Kolejni wiceministrowie odejdą z rządu
Michał Tober i Andrzej Piłat to kolejni sekretarze stanu w rządzie Marka Belki, którzy w najbliższym czasie opuszczą swoje posady - dowiedziała się "Rzeczpospolita".
13.07.2004 | aktual.: 13.07.2004 06:16
Michał Tober był od roku wiceministrem kultury, zaś Andrzej Piłat od trzech lat zajmował takie samo stanowisko w resorcie infrastruktury. Ich odejście to kolejny przykład realizacji deklaracji premiera, złożonej przed wotum zaufania, że wiceministrowie będący jednocześnie parlamentarzystami stracą stanowiska w rządzie. W piątek, premier odwołał wiceminister zdrowia Ewę Kralkowską, a wcześniej kilka innych osób.
"Rzeczpospolita" wylicza, że funkcje posła i sekretarza stanu łączą jeszcze: Wiesław Ciesielski (finanse), Andrzej Brachmański (MSWiA), Józef Pilarczyk (rolnictwo) i Janusz Zemke (MON). Jak już pisaliśmy, w rządzie ma pozostać tylko Zemke, którego praca jest wysoko oceniana przez premiera i prezydenta. Poza tym ciążą na nim istotne obowiązki wynikające z obecności Polski w NATO oraz w Iraku i Afganistanie.
"Rzeczpospolita" przypomina, że po jej informacji, zapowiadającej zmiany w kierownictwach ministerstw, odezwał się publicznie tylko minister rolnictwa Wojciech Olejniczak.
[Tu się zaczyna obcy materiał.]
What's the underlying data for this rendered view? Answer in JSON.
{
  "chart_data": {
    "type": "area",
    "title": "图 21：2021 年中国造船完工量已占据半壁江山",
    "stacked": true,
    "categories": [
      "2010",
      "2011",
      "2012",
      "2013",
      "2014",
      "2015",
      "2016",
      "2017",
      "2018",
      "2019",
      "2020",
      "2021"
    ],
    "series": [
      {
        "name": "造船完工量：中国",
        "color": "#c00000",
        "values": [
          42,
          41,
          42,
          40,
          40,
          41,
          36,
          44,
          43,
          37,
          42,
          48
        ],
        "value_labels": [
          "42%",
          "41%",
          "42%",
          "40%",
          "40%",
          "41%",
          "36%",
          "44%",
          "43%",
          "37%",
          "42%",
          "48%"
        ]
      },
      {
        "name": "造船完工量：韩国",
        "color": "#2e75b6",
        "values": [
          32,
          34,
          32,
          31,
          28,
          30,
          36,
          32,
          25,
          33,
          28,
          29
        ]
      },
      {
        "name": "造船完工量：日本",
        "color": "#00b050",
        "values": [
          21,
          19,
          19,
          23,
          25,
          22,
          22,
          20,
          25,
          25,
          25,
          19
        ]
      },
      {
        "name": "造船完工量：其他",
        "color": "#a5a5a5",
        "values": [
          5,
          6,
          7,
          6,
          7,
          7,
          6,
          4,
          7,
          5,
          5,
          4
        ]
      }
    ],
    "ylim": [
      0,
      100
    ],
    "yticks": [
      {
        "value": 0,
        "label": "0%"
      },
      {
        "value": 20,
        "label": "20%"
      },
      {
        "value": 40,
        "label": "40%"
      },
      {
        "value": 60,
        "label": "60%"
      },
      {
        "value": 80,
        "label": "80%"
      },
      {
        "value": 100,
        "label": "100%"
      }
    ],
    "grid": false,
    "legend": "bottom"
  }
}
W wywiadzie dla Polskiego Radia powiedział, że jego współpraca z ministrem Pilarczykiem układa się bardzo dobrze, nie zamierza więc występować o jego odwołanie. Ponadto, trwają konsultacje w sprawie obsadzenia, zwolnionej na początku maja, posady szefa Agencji Wywiadu.